Women came together, pooled their meager resources and inculcated a culture of decision making by consensus and mutual faith. To keep a track of transactions, cheques were introduced to ensure a paper trail and all decisions were made by participation and co-operation. Men were strictly prohibited from interfering in this issue.
The SHGs applied their experiential learning to improve themselves. Various SHGs from different villages meet together at least once a year to share and learn from their common experiences. As group dynamics improved, the SHGs gave a common platform for group members to share their worries, problems and agony as they searched for meaningful solutions.
The momentum builds…
Prof. Jajoo came up with a novel way to enhance participation by linking participation in the SHG scheme to the already popular Jowar Health Assurance scheme. He said ’We modified the popular Jowar Health Assurance scheme, such that participation in the SHG was one of the four mandatory criteria set forth for participating in the Jowar Health Assurance scheme. Merely satisfying earlier criteria of 75% participation or partners in community based activities like one-house-one latrine scheme, lift-irrigation scheme, etc was no longer applicable for eligibility now. Surprisingly, despite these changes, an ever increasing participation in the SHGs was noticed.’

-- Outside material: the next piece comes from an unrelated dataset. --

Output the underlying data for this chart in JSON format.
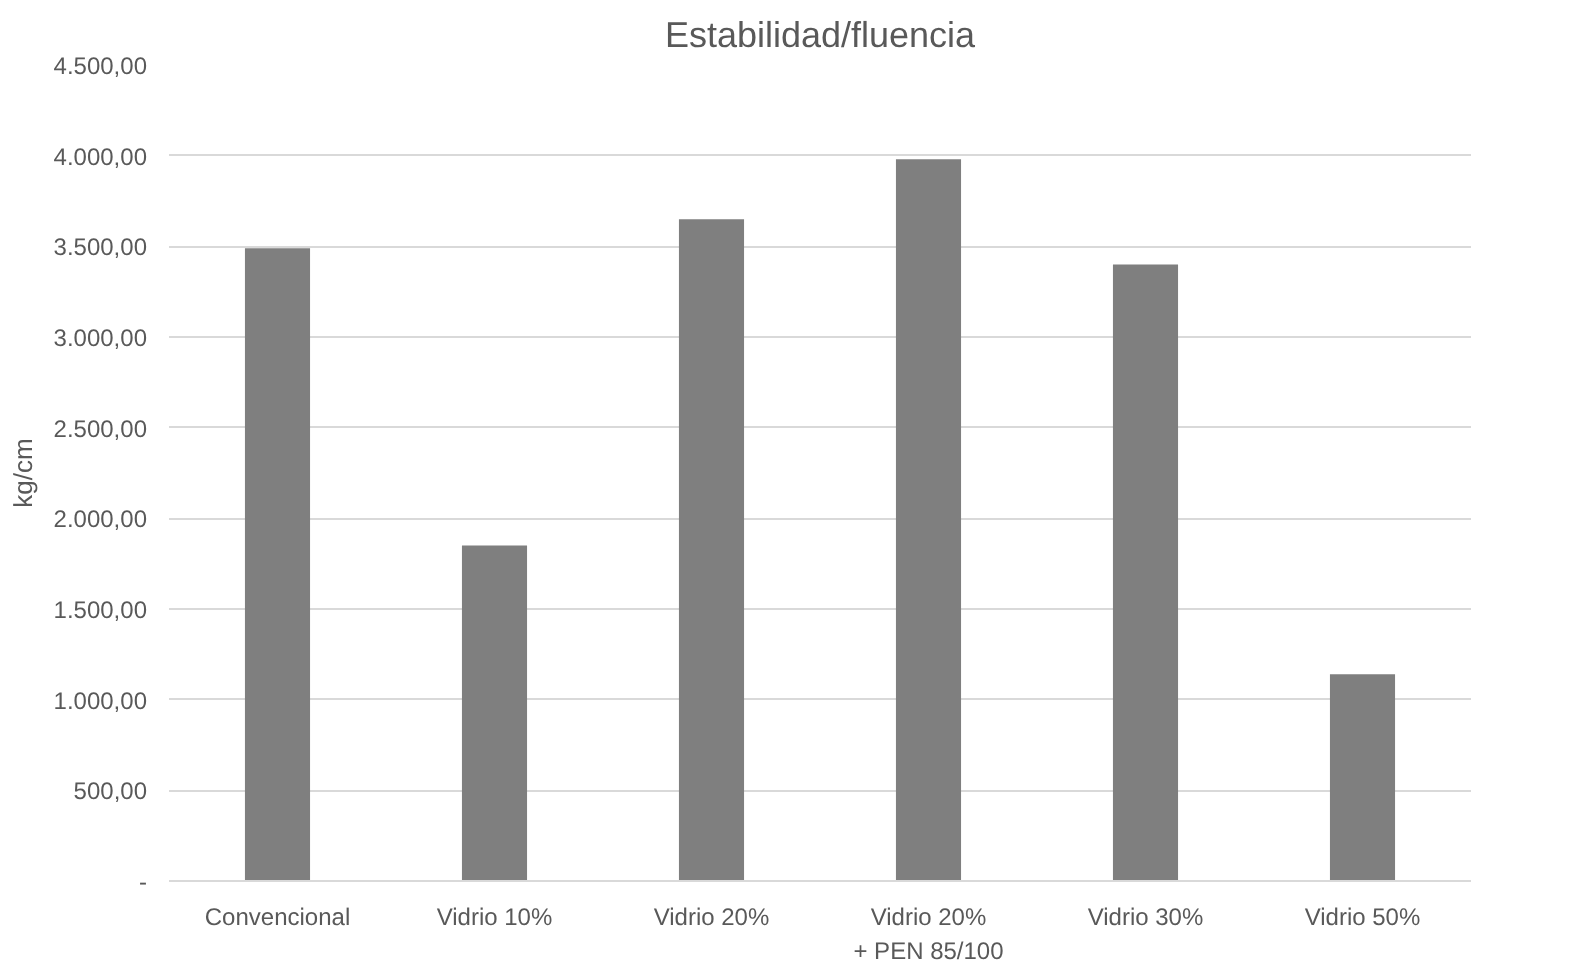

As the SHG movement gained momentum and its track record and credibility improved, banks started to extend credit and over five years some groups which were transparent in their financial transactions, doubled the credit extended every successive year. Prof. Jajoo mentions ‘We came up with novel ways to provide incentives women to continue participation in the SHGs by offering 12 percent compound interest per year (which no bank or post office offers) on their share of savings and it represented the best investment vehicle, readily available in the village.’
Secondly a common pool was raised out of extra interest earned. As the credit rating for the SHGs improved the bank were ready to extended credit at much lower rates of 12% per year. The group in turn could loan it at a higher rate of 36% thus bringing in additional revenues to the SHGs. After offering compound interest of 12% on the member share, the rest was kept in a revolving fund owned by the entire group which could be be utilized for (a) microfinancing, (b) boosting credit linkages with banks, (c) funding common programmes, educative camps, study tours, and meditation camp. Some groups could extend loans for as much as rupees fifty thousand per member.
Prof. Jajoo recalls ‘We saw firsthand the true benefit of this SHG scheme and the milestones achieved for women self- empowerment and betterment. Families having difficulty in the past obtaining loans due to prior defaults became active participating members of the scheme.’ He added ‘Many families were liberated from the grasp of money lenders, who charged exorbitant rates of upto 10% or more per month. With the corpus swelling, the income generated out of the interest started taking care of the loan requirements itself. Crop loans also brought out a significant shift in the status of women in the family as they changed from being the oppressed to the breadwinner of the family.’